JUN 12, 2017
This prospective, comparative study looked at visual, refractive, aberrometric and contrast sensitivity outcomes after small incision lenticule extraction (SMILE) and wavefront-guided LASIK (WFG LASIK).
A total of 110 eyes with low or moderate myopia (spherical equivalent ≤6.0 D) were enrolled, 51 of which underwent WFG LASIK and 59 of which underwent SMILE. Patients were followed for 6 months postoperatively.
Compared with SMILE eyes, a higher proportion of WFG LASIK eyes achieved postoperative UDVA of 0.00 logMAR (90.2% vs 78.0%), spherical equivalent within 0.5 D (98% vs 81.5%) and cylinder of 0.5 D or less (100% vs 84.7%).

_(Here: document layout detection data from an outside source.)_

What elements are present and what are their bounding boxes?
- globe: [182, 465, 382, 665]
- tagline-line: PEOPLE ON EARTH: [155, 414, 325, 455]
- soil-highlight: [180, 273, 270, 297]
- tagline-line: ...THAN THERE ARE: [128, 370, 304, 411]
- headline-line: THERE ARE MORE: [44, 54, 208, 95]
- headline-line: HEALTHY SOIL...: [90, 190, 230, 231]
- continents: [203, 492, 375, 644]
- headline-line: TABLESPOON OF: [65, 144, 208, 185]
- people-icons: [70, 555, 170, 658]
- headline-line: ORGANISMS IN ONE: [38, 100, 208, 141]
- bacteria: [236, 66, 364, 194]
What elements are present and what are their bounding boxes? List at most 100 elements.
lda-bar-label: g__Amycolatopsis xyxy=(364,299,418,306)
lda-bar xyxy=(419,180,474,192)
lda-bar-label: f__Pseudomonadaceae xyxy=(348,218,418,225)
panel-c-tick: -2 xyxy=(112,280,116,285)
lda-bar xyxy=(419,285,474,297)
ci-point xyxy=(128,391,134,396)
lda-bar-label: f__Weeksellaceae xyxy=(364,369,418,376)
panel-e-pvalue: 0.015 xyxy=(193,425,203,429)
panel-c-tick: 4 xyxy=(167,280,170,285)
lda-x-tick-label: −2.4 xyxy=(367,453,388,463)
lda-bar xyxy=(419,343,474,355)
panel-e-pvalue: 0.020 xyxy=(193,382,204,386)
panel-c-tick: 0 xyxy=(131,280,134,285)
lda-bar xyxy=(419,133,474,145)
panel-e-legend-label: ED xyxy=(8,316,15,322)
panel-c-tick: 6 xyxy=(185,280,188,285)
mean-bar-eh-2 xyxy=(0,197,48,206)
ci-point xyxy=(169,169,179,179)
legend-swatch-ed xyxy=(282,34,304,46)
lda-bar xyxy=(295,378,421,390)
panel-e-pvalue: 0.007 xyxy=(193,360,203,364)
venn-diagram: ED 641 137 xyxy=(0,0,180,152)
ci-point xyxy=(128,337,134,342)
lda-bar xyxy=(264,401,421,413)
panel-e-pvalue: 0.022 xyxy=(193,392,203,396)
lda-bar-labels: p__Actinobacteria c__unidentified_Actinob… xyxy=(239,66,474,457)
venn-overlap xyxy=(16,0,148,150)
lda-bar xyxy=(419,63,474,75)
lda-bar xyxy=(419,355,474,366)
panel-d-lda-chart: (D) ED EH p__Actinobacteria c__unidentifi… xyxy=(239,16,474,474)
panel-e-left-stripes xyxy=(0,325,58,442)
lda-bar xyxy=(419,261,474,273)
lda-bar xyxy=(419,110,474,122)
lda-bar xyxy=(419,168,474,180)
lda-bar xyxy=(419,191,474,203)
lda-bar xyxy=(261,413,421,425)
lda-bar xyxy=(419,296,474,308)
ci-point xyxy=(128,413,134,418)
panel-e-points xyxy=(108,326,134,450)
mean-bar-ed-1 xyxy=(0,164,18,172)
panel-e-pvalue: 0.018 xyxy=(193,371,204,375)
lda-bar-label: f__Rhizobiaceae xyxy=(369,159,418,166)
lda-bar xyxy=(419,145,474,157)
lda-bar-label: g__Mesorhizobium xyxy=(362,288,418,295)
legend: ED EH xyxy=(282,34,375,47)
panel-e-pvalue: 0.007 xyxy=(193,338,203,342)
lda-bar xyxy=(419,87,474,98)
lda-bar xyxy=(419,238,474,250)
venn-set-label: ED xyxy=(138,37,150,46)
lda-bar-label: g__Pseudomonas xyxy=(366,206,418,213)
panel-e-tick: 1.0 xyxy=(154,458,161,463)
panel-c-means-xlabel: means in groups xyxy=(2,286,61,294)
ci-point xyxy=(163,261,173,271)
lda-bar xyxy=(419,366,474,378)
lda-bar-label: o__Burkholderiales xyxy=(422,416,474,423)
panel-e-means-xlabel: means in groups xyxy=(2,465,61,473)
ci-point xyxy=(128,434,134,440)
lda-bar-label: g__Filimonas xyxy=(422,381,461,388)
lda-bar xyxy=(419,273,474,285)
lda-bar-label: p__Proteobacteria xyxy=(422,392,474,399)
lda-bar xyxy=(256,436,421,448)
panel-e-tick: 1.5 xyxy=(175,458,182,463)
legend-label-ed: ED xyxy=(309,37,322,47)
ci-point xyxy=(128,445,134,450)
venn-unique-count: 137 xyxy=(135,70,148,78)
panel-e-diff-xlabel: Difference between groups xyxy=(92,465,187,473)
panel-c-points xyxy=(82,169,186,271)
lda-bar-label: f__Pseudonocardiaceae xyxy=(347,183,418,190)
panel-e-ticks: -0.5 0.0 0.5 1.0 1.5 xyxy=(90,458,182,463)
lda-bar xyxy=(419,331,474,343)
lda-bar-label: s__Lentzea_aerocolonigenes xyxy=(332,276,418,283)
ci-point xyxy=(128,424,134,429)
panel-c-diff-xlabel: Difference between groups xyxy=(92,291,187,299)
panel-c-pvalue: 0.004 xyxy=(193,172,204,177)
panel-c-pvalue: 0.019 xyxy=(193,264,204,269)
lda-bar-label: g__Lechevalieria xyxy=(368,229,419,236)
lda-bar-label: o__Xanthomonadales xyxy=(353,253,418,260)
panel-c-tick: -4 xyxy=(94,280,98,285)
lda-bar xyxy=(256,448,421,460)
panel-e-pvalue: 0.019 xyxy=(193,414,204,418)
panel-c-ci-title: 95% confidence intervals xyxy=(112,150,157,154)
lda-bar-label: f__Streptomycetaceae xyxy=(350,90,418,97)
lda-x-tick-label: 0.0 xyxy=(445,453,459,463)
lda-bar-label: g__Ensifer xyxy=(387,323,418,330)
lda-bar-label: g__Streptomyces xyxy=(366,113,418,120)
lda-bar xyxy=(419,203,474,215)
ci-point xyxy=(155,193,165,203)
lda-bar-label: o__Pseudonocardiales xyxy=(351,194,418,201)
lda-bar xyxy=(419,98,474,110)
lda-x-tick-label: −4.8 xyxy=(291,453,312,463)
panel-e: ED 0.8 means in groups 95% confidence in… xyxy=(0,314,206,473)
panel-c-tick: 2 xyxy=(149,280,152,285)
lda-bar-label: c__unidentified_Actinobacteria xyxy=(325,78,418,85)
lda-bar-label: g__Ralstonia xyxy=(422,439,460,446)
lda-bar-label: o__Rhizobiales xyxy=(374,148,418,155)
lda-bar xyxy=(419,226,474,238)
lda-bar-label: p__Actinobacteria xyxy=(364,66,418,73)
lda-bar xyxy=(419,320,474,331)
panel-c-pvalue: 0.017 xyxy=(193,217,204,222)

SMILE appeared to increase both higher order aberrations and root mean square (RMS) values, and decrease contrast sensitivity significantly more than WFG LASIK. Both patient groups had a significant correlation between attempted and achieved spherical equivalent correction; however, this correlation was stronger in WFG LASIK patients.
Loss of 1 line of DCVA occurred in 6.8% of WFG LASIK patients vs. 0% of SMILE patients.
Preoperative visual acuity was better in the WFG LASIK group, which could have influenced the fnding of better visual acuity outcomes in this group. Also of note, one of the authors has a financial relationship with the company that owns one of the studied technologies.
Despite the perceived conflict of interest, the study design is appropriate and the outcomes call into question the superiority of SMILE. Further evidence comparing its visual and biomechanical advantages against other refractive procedures is needed to support its adoption as the gold standard refractive treatment.